On one episode of the show, the producer asks them if they would ever just combine their two separate firms and work together; Ray, the husband, often comes to her office to work or say hi, and there is some point that they allude to him renting out her office space when he needs it. But they both look at each other when the producer asks that and say, no way!

It’s interesting to me because even in the same place, couples don’t always want to be together all the time, regardless of what our 20s told us. Do you remember when we were younger, there were those couples who were always together? To the point that it seemed that seeing one without the other meant that one of them had to be dying. They would go to class together, live together off campus – it was a buy one get one free deal in all situations. I used to think that was extremely strange then, I can’t imagine what it would be like now that I’m older.

And it feels a little controlling, no? People should be allowed to breathe without a compulsory plus one everywhere. Let the person be a complete person away from you. How about those situations when you do not want your man around? Is he going to show up at your girlfriend’s bachelorette party and maybe tip the male entertainment that you might have hired for the night? Are you going to rock up to his guy’s trip, with your own cigars and whisky? Not that you shouldn’t do the whisky, but do it on your own!

It’s extremely healthy for couples not to spend every waking moment together. I don’t even think living together absolutely necessary, unless you’re the type. And even if you do live in the same house, there are ways to keep your lives separate. You don’t have to blend into one amorphous human being. You had lives before each other; getting married doesn’t negate or erase those lives, and they ideally should continue to exist. They can come together for what they need to come together for, like mutual friends, or family functions.

It's ok, and actually better, to have interests and excitements outside of your partnerships. The man leaves his home to cleave to the woman and become one flesh, yes, but that means one in purpose, not actually one flesh. You’re going through life together – not identical.

What happens if the people who are in your life do not necessarily like your partner? If you’re the type to drag your significant other everywhere, that wills significantly change your relationships, won’t it? With your mom, or your best friend, who can’t talk to you openly anymore because you’re always with someone else.

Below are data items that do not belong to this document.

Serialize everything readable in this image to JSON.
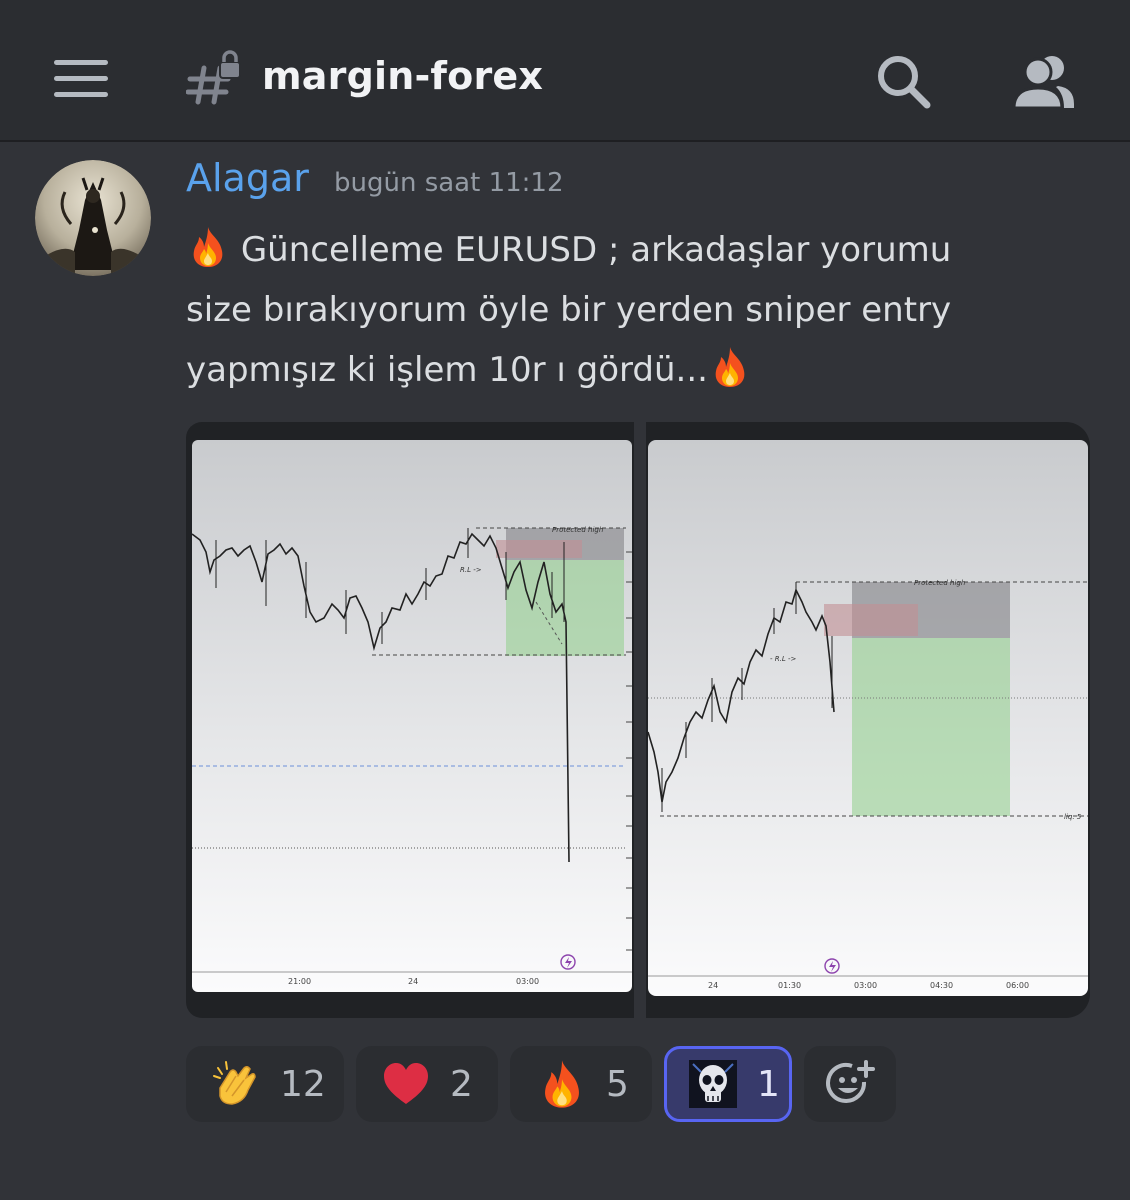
{
  "header": {
    "channel_name": "margin-forex",
    "menu_icon": "hamburger-menu-icon",
    "channel_icon": "locked-text-channel-icon",
    "search_icon": "search-icon",
    "members_icon": "members-icon"
  },
  "message": {
    "author": "Alagar",
    "author_color": "#5aa2ec",
    "timestamp": "bugün saat 11:12",
    "lines": [
      "Güncelleme EURUSD ; arkadaşlar yorumu",
      "size bırakıyorum öyle bir yerden sniper entry",
      "yapmışız ki işlem 10r ı gördü..."
    ],
    "emoji": "fire"
  },
  "attachments": [
    {
      "chart_labels": [
        "Protected high",
        "R.L ->"
      ],
      "time_axis": [
        "21:00",
        "24",
        "03:00"
      ]
    },
    {
      "chart_labels": [
        "Protected high",
        "- R.L ->",
        "liq. 5"
      ],
      "time_axis": [
        "24",
        "01:30",
        "03:00",
        "04:30",
        "06:00"
      ]
    }
  ],
  "reactions": [
    {
      "emoji": "clapping-hands",
      "count": "12"
    },
    {
      "emoji": "red-heart",
      "count": "2"
    },
    {
      "emoji": "fire",
      "count": "5"
    },
    {
      "emoji": "custom-skull-emoji",
      "count": "1",
      "selected": true
    },
    {
      "emoji": "add-reaction-icon"
    }
  ],
  "colors": {
    "background": "#313338",
    "header_bg": "#2b2d31",
    "selected_reaction_border": "#5865f2"
  }
}
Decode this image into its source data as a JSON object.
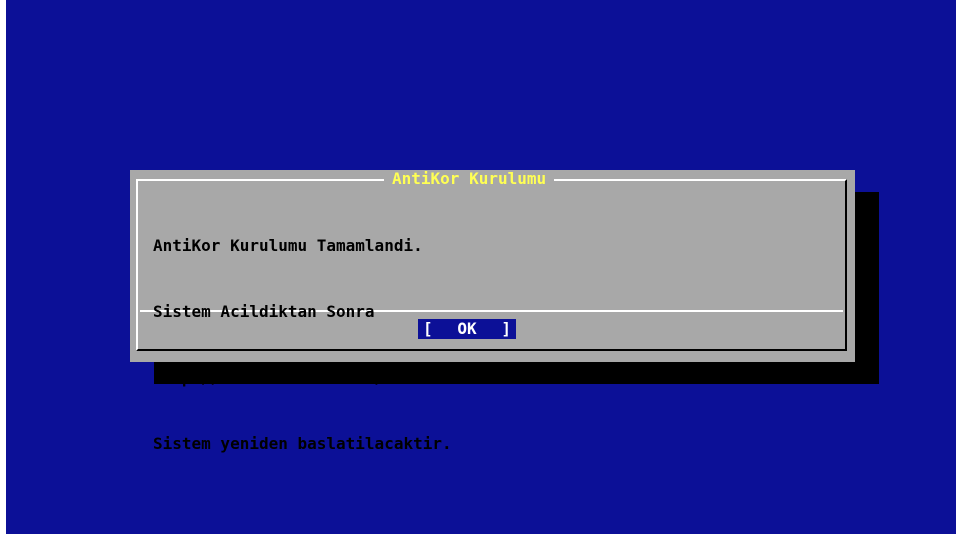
{
  "dialog": {
    "title": "AntiKor Kurulumu",
    "message": [
      "AntiKor Kurulumu Tamamlandi.",
      "Sistem Acildiktan Sonra",
      "http://192.168.2.254:88/ adresinden erisebilirsiniz.",
      "Sistem yeniden baslatilacaktir."
    ],
    "ok_button": {
      "left_bracket": "[",
      "label": "OK",
      "right_bracket": "]"
    }
  },
  "colors": {
    "background": "#0c1097",
    "dialog": "#a8a8a8",
    "title": "#ffff54",
    "shadow": "#000000"
  }
}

The Jimenezes on Designing Miami have the right idea. They’re already in the same field, and live in the same house. There’s no need to also work in the same building, in the same house – that makes this person your partner, your co-worker and your lover. It’s a little too much, in my opinion. And besides, with separate lives, there’s more to bring to the table when you do meet to meld – you have different things to talk about, to discuss and more to exchange, instead of when the drive home, and dinner, is silent, because they were there experiencing the exact same thing as you the entire day!